The favourable neurobiological and behavioural responses associated with lorcaserin and phentermine appear to validate the influence of anti-obesity medications on the motivational drive to eat or reward-induced eating, said the researchers.
“[However,] if food cravings were psychological manifestations of energy depletion reflected as a metabolic need and expressed as hunger, the reduction in energy intake during the treatment period would be expected to increase food cravings,” the researchers pointed out. “[Nonetheless, our findings suggest] that lorcaserin in combination with phentermine can enhance the reduction in food cravings [despite] energy restriction.”
Apart from hunger, food cravings may also be triggered by a multitude of biologic, emotional, and cognitive processes such as menstrual-related changes, dysphoric mood states, and expectations and cognitions. [J Affect Disord 1995;34:157-164; Appetite 1991;17:187-197]
“Eating in the absence of nutritional need is evidence of a strong and overpowering control exerted by the corticolimbic structures,” the researchers pointed out.
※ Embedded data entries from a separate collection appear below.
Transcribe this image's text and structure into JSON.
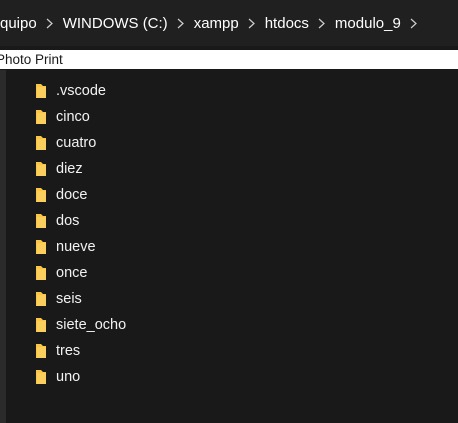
{
  "breadcrumb": [
    {
      "label": "quipo"
    },
    {
      "label": "WINDOWS (C:)"
    },
    {
      "label": "xampp"
    },
    {
      "label": "htdocs"
    },
    {
      "label": "modulo_9"
    }
  ],
  "banner": {
    "label": "Photo Print"
  },
  "folders": [
    {
      "name": ".vscode",
      "icon": "folder-icon"
    },
    {
      "name": "cinco",
      "icon": "folder-icon"
    },
    {
      "name": "cuatro",
      "icon": "folder-icon"
    },
    {
      "name": "diez",
      "icon": "folder-icon"
    },
    {
      "name": "doce",
      "icon": "folder-icon"
    },
    {
      "name": "dos",
      "icon": "folder-icon"
    },
    {
      "name": "nueve",
      "icon": "folder-icon"
    },
    {
      "name": "once",
      "icon": "folder-icon"
    },
    {
      "name": "seis",
      "icon": "folder-icon"
    },
    {
      "name": "siete_ocho",
      "icon": "folder-icon"
    },
    {
      "name": "tres",
      "icon": "folder-icon"
    },
    {
      "name": "uno",
      "icon": "folder-icon"
    }
  ],
  "colors": {
    "background": "#191919",
    "addressbar": "#202020",
    "folder": "#f7c64b",
    "text": "#f2f2f2"
  }
}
Most people would rather give in than restrain themselves from their cravings, using this to validate their food consumption. [Proc Nutr Soc 2007;66:277-285] This, in turn, could lead to overeating and, eventually, overweight and obesity. [Appetite 1990;15:231-246]
These factors highlight the importance of interventional measures that can suppress cravings and subsequently help affected individuals fight their battle against overeating, underscored the researchers, who called for further trials to determine the ability of the lorcaserin-phentermine combo to address physiologic hunger and reward mechanisms, its long-term effects, and patients who would most benefit from this approach.